By Erin Geiger Smith
The U.S. Supreme Court agreed on Friday to hear a case
concerning Virginia's Freedom of Information Act and whether its
restrictions are constitutional. The restrictions on who has
access to state documents have stoked the fires of two separate
information-loving groups -- journalists and those who gather
and sell public records for a living.
Virginia is one of at least eight states with a law that
restricts access to public records to state residents.
Specifically, the law at issue says that "all public records
shall be open to inspection and copying by any citizen of the
Commonwealth." So those Americans who don't live in the great
state of Virginia but want to see its records are out of luck.
There is an exception to that rule for "representatives of
newspapers and magazines with circulation in the Commonwealth,"
as well as radio and television broadcasters who reach into
Virginia's airwaves. But we at On the Case took note that
Virginia's description of media leaves out a whole lot of
reporters who practice their craft on the Internet.

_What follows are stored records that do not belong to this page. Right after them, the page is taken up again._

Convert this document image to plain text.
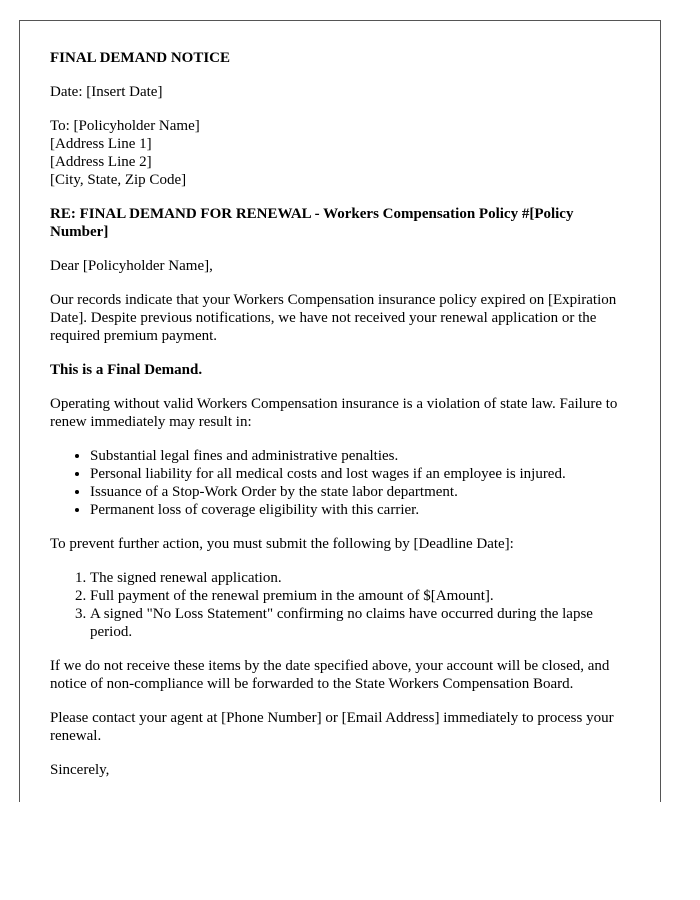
FINAL DEMAND NOTICE

Date: [Insert Date]

To: [Policyholder Name]
[Address Line 1]
[Address Line 2]
[City, State, Zip Code]

RE: FINAL DEMAND FOR RENEWAL - Workers Compensation Policy #[Policy Number]

Dear [Policyholder Name],

Our records indicate that your Workers Compensation insurance policy expired on [Expiration Date]. Despite previous notifications, we have not received your renewal application or the required premium payment.

This is a Final Demand.

Operating without valid Workers Compensation insurance is a violation of state law. Failure to renew immediately may result in:

• Substantial legal fines and administrative penalties.
• Personal liability for all medical costs and lost wages if an employee is injured.
• Issuance of a Stop-Work Order by the state labor department.
• Permanent loss of coverage eligibility with this carrier.

To prevent further action, you must submit the following by [Deadline Date]:

1. The signed renewal application.
2. Full payment of the renewal premium in the amount of $[Amount].
3. A signed "No Loss Statement" confirming no claims have occurred during the lapse period.

If we do not receive these items by the date specified above, your account will be closed, and notice of non-compliance will be forwarded to the State Workers Compensation Board.

Please contact your agent at [Phone Number] or [Email Address] immediately to process your renewal.

Sincerely,
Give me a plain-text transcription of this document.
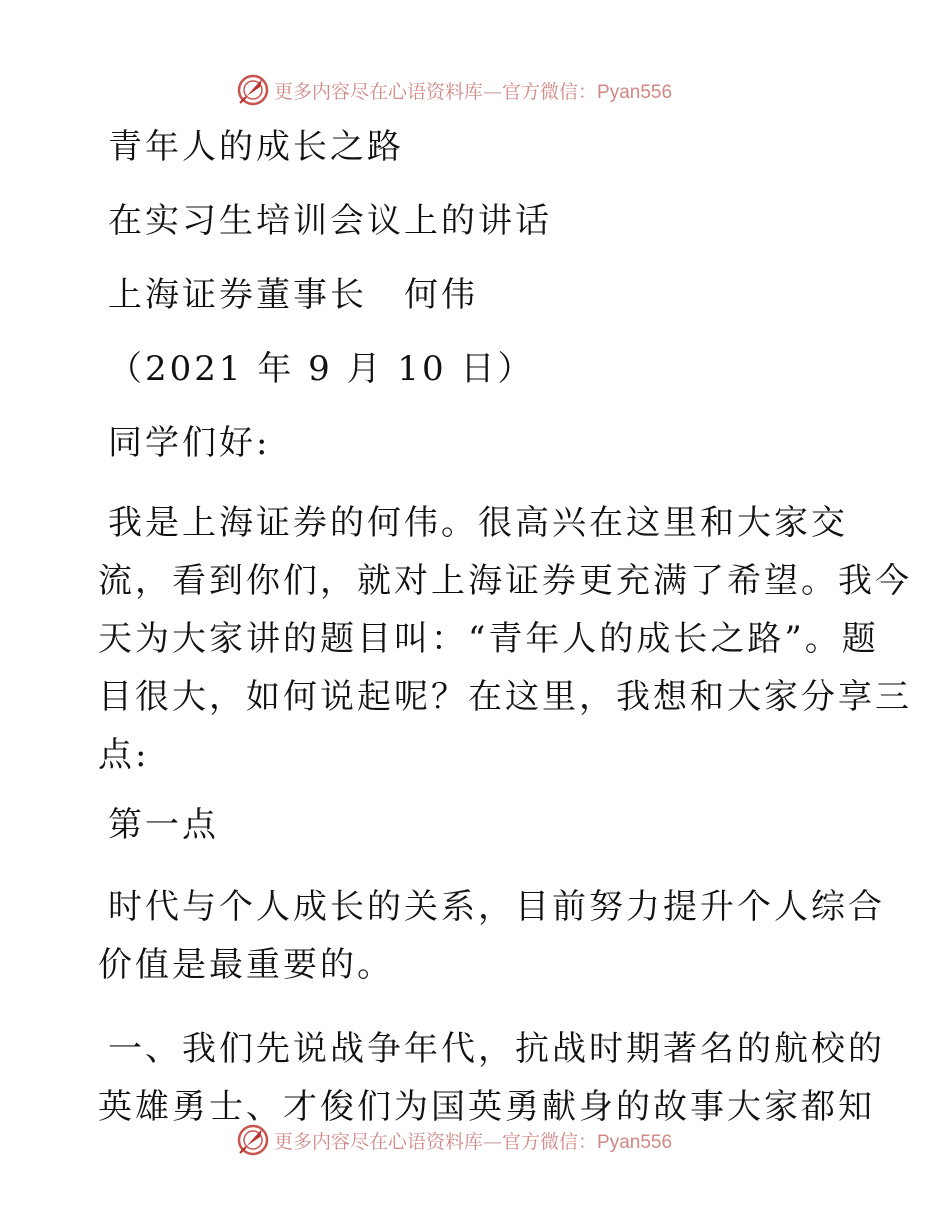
更多内容尽在心语资料库—官方微信：Pyan556

青年人的成长之路

在实习生培训会议上的讲话

上海证券董事长　何伟

（2021 年 9 月 10 日）

同学们好:

我是上海证券的何伟。很高兴在这里和大家交
流，看到你们，就对上海证券更充满了希望。我今
天为大家讲的题目叫：“青年人的成长之路”。题
目很大，如何说起呢？在这里，我想和大家分享三
点:

第一点

时代与个人成长的关系，目前努力提升个人综合
价值是最重要的。
一、我们先说战争年代，抗战时期著名的航校的
英雄勇士、才俊们为国英勇献身的故事大家都知
更多内容尽在心语资料库—官方微信：Pyan556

Two people are suing Virginia to challenge the law, but
neither of them is a member of a news organization. One is a
small business owner from California who earns his living
gathering public property records for his private clients. The
other is a Rhode Island man whose wife defaulted on her
Virginia-ordered child support. He wanted access to the state
enforcement agency's records related to his child support
application. In a February 2012 opinion authored by Judge Steven
Agee, the 4th Circuit Court of Appeals upheld the Virginia law.
The court said that the residents-only provision does not
implicate any rights protected by the U.S. Constitution's
Privileges and Immunities Clause -- which requires citizens of
one state to be on the same footing as citizens of all other
states when pursuing their professional calling -- because the
law doesn't preclude non-Virginians from their chosen
profession, even if it makes that profession a bit harder. Nor,
the court said, does the citizens-only provision run afoul of
the Commerce Clause because any effect on interstate commerce is
"incidental and unrelated" to the language of the law.
In June 2012, the two men asked the Supreme Court to hear
their case, arguing not only that the 4th Circuit got it wrong
but that there is a direct split with the 3rd Circuit Court of
Appeals, which ruled in 2006 that a nearly identical Delaware
provision was unconstitutional.
Virginia countered that there's no circuit split since the
3rd Circuit "recognized this right of equal access to
information" only for non-residents who wanted to engage in the
political process. It also said that the purpose of the state's
freedom of information law is to educate and inform Virginians,
and there's nothing improper about it.
Brian Wolfman, co-director of the Institute for Public
Representation and counsel to one of the petitioners, told us
that VFOIA, as Virginia's law is known, commits exactly the
injustices that the Privileges and Immunities and Commerce
clauses are designed to prevent. "My client ... cannot do
business on equal terms with a Virginia buyer and seller of
information," he said. Wolfman believes the justices will
also be sympathetic to his client's Commerce Clause concerns,
given that the court "has been protective of people who want to
do business nationally against constraints imposed by states."
That group includes not just sole proprietors like Wolfman's
client but also big-shot information sellers like CoreLogic and
LexisNexis that filed an amicus brief asking the court to take
up the case. The brief argued that even multibillion-dollar
corporations depend on "nondiscriminatory access to public
records nationwide." (Christopher Mohr of Meyer, Klipper & Mohr,
the counsel of record for the amici group that includes
CoreLogic, said the group is "encouraged by the court's grant
and we look forward to the opportunity to present our views on
the merits.")
Economic concerns aside, Wolfman also said the wording of
Virginia's media exception raises worries that the state can
pick and choose which outlet it will supply information to,
putting less-established members of the Fourth Estate at a
disadvantage. The Daily Kos blog and social-media cool kid
Tumblr are also part of an amicus group that asked the court to
hear the case, saying that the Virginia provision "offers an
exemption for some media organizations" but "merely increases
the confusion faced by other journalists" who don't represent
traditional newspapers, magazines or FCC-licensed broadcast
stations. Moreover, as the media groups' lead lawyer, Marvin
Ammori of the Ammori Group, pointed out, many of the eight
states with citizens-only FOIA provisions don't have any
exceptions for journalists.
A representative for the Virginia Attorney General's Office
said the state is looking forward to defending its position.